You can optimize the configuration of your SAP system for the purposes of working with parallel RFCs. This section describes the tools (profile parameters, transactions, and so on) you use to do this.
To use parallel RFCs effeciently, your system has to be configured accordingly and must meet the following prerequisites.
More dialog work processes than non-dialog work processes have to be configured on every server that is available for processing parallel RFCs.
The profile parameter rdisp/wp_no_<wptyp>uses <wptyp> = dia, spo, upd, up2, btc to determine the number of work processes of one type. This number is not, however, necessarily the most up-to-date number, as the work process types can be changed while the server is in operation (by means of operation mode switching, for example). You can find out the current number of work processes in the Process Overview (SM50; see also Display and Control Work Processes).

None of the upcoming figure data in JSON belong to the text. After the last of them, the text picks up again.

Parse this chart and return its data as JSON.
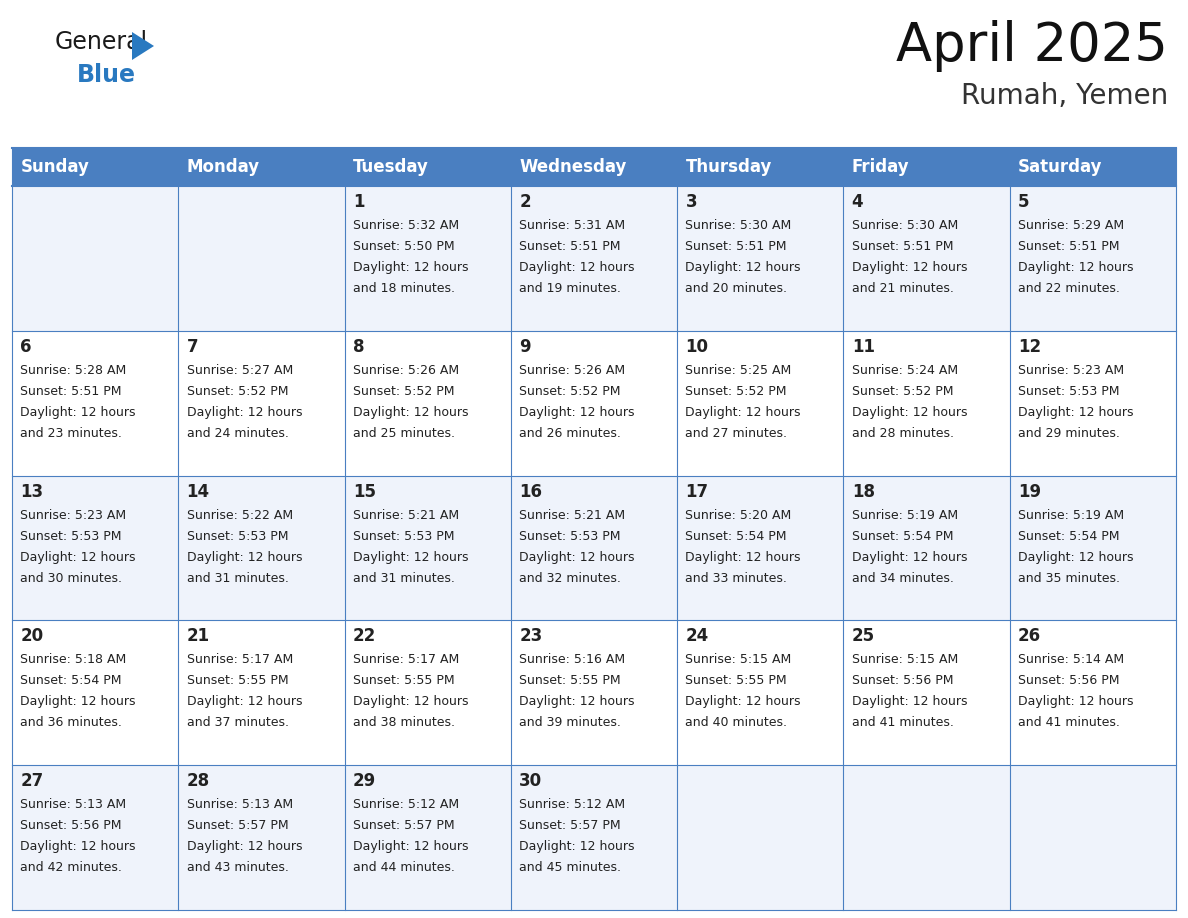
{
  "title": "April 2025",
  "subtitle": "Rumah, Yemen",
  "header_bg_color": "#4a7fc1",
  "header_text_color": "#FFFFFF",
  "header_font_size": 12,
  "day_names": [
    "Sunday",
    "Monday",
    "Tuesday",
    "Wednesday",
    "Thursday",
    "Friday",
    "Saturday"
  ],
  "title_fontsize": 38,
  "subtitle_fontsize": 20,
  "cell_text_color": "#222222",
  "day_num_fontsize": 12,
  "info_fontsize": 9,
  "row_colors": [
    "#eff3fb",
    "#ffffff",
    "#eff3fb",
    "#ffffff",
    "#eff3fb"
  ],
  "grid_color": "#4a7fc1",
  "logo_general_color": "#1a1a1a",
  "logo_blue_color": "#2979c0",
  "logo_triangle_color": "#2979c0",
  "days": [
    {
      "date": 1,
      "col": 2,
      "row": 0,
      "sunrise": "5:32 AM",
      "sunset": "5:50 PM",
      "dl_minutes": "18 minutes."
    },
    {
      "date": 2,
      "col": 3,
      "row": 0,
      "sunrise": "5:31 AM",
      "sunset": "5:51 PM",
      "dl_minutes": "19 minutes."
    },
    {
      "date": 3,
      "col": 4,
      "row": 0,
      "sunrise": "5:30 AM",
      "sunset": "5:51 PM",
      "dl_minutes": "20 minutes."
    },
    {
      "date": 4,
      "col": 5,
      "row": 0,
      "sunrise": "5:30 AM",
      "sunset": "5:51 PM",
      "dl_minutes": "21 minutes."
    },
    {
      "date": 5,
      "col": 6,
      "row": 0,
      "sunrise": "5:29 AM",
      "sunset": "5:51 PM",
      "dl_minutes": "22 minutes."
    },
    {
      "date": 6,
      "col": 0,
      "row": 1,
      "sunrise": "5:28 AM",
      "sunset": "5:51 PM",
      "dl_minutes": "23 minutes."
    },
    {
      "date": 7,
      "col": 1,
      "row": 1,
      "sunrise": "5:27 AM",
      "sunset": "5:52 PM",
      "dl_minutes": "24 minutes."
    },
    {
      "date": 8,
      "col": 2,
      "row": 1,
      "sunrise": "5:26 AM",
      "sunset": "5:52 PM",
      "dl_minutes": "25 minutes."
    },
    {
      "date": 9,
      "col": 3,
      "row": 1,
      "sunrise": "5:26 AM",
      "sunset": "5:52 PM",
      "dl_minutes": "26 minutes."
    },
    {
      "date": 10,
      "col": 4,
      "row": 1,
      "sunrise": "5:25 AM",
      "sunset": "5:52 PM",
      "dl_minutes": "27 minutes."
    },
    {
      "date": 11,
      "col": 5,
      "row": 1,
      "sunrise": "5:24 AM",
      "sunset": "5:52 PM",
      "dl_minutes": "28 minutes."
    },
    {
      "date": 12,
      "col": 6,
      "row": 1,
      "sunrise": "5:23 AM",
      "sunset": "5:53 PM",
      "dl_minutes": "29 minutes."
    },
    {
      "date": 13,
      "col": 0,
      "row": 2,
      "sunrise": "5:23 AM",
      "sunset": "5:53 PM",
      "dl_minutes": "30 minutes."
    },
    {
      "date": 14,
      "col": 1,
      "row": 2,
      "sunrise": "5:22 AM",
      "sunset": "5:53 PM",
      "dl_minutes": "31 minutes."
    },
    {
      "date": 15,
      "col": 2,
      "row": 2,
      "sunrise": "5:21 AM",
      "sunset": "5:53 PM",
      "dl_minutes": "31 minutes."
    },
    {
      "date": 16,
      "col": 3,
      "row": 2,
      "sunrise": "5:21 AM",
      "sunset": "5:53 PM",
      "dl_minutes": "32 minutes."
    },
    {
      "date": 17,
      "col": 4,
      "row": 2,
      "sunrise": "5:20 AM",
      "sunset": "5:54 PM",
      "dl_minutes": "33 minutes."
    },
    {
      "date": 18,
      "col": 5,
      "row": 2,
      "sunrise": "5:19 AM",
      "sunset": "5:54 PM",
      "dl_minutes": "34 minutes."
    },
    {
      "date": 19,
      "col": 6,
      "row": 2,
      "sunrise": "5:19 AM",
      "sunset": "5:54 PM",
      "dl_minutes": "35 minutes."
    },
    {
      "date": 20,
      "col": 0,
      "row": 3,
      "sunrise": "5:18 AM",
      "sunset": "5:54 PM",
      "dl_minutes": "36 minutes."
    },
    {
      "date": 21,
      "col": 1,
      "row": 3,
      "sunrise": "5:17 AM",
      "sunset": "5:55 PM",
      "dl_minutes": "37 minutes."
    },
    {
      "date": 22,
      "col": 2,
      "row": 3,
      "sunrise": "5:17 AM",
      "sunset": "5:55 PM",
      "dl_minutes": "38 minutes."
    },
    {
      "date": 23,
      "col": 3,
      "row": 3,
      "sunrise": "5:16 AM",
      "sunset": "5:55 PM",
      "dl_minutes": "39 minutes."
    },
    {
      "date": 24,
      "col": 4,
      "row": 3,
      "sunrise": "5:15 AM",
      "sunset": "5:55 PM",
      "dl_minutes": "40 minutes."
    },
    {
      "date": 25,
      "col": 5,
      "row": 3,
      "sunrise": "5:15 AM",
      "sunset": "5:56 PM",
      "dl_minutes": "41 minutes."
    },
    {
      "date": 26,
      "col": 6,
      "row": 3,
      "sunrise": "5:14 AM",
      "sunset": "5:56 PM",
      "dl_minutes": "41 minutes."
    },
    {
      "date": 27,
      "col": 0,
      "row": 4,
      "sunrise": "5:13 AM",
      "sunset": "5:56 PM",
      "dl_minutes": "42 minutes."
    },
    {
      "date": 28,
      "col": 1,
      "row": 4,
      "sunrise": "5:13 AM",
      "sunset": "5:57 PM",
      "dl_minutes": "43 minutes."
    },
    {
      "date": 29,
      "col": 2,
      "row": 4,
      "sunrise": "5:12 AM",
      "sunset": "5:57 PM",
      "dl_minutes": "44 minutes."
    },
    {
      "date": 30,
      "col": 3,
      "row": 4,
      "sunrise": "5:12 AM",
      "sunset": "5:57 PM",
      "dl_minutes": "45 minutes."
    }
  ]
}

A range of profile parameters is available for resource distribution during the processing of parallel RFCs. These parameters are described in the following sections:
For more parameters to do with RFC, open transaction RZ11 and search for isp/rfc*.
Note that the parameters rdisp/rfc* only apply to the above-mentioned RFC types, and not to any other types, such as synchronous RFC or asynchronous RFC without a group.
In other words, the parameters only apply to qRFC and parallel RFC.
The standard values for the quotas are restrictive, since you must assume that dialog users are also active in the system and they are given priority. You can set the maximum resources for RFC users as follows.
rdisp/rfc_max_login = 100
rdisp/rfc_max_own_login = 100
rdisp/rfc_max_own_used_wp = 100
rdisp/rfc_max_comm_entries = 100
These can of course affect the response time for dialog users.
As well as setting the parameters, you can also change the ARFC resources dynamically in the running system immediately before running the application that uses a high volume of parallel RFCs.
To do this, use transaction SARFC, as described in the section Dynamically Configuring RFC Quotas.
Note the following points when configuring the system:
i. The number of available resources in the system is a snapshot relating to the current workload in the system. No program can assume that these resources will also be available long term.
ii. If one of the quotas is exceeded, no resources are returned to the caller.
iii. The calculated resources are not reserved for the caller. Thus it could happen that competing programs are calculating resources at the same time, and are occupying more dialog work processes than has been set in the quota. A program therefore cannot assume that the resources calculated are actually also available.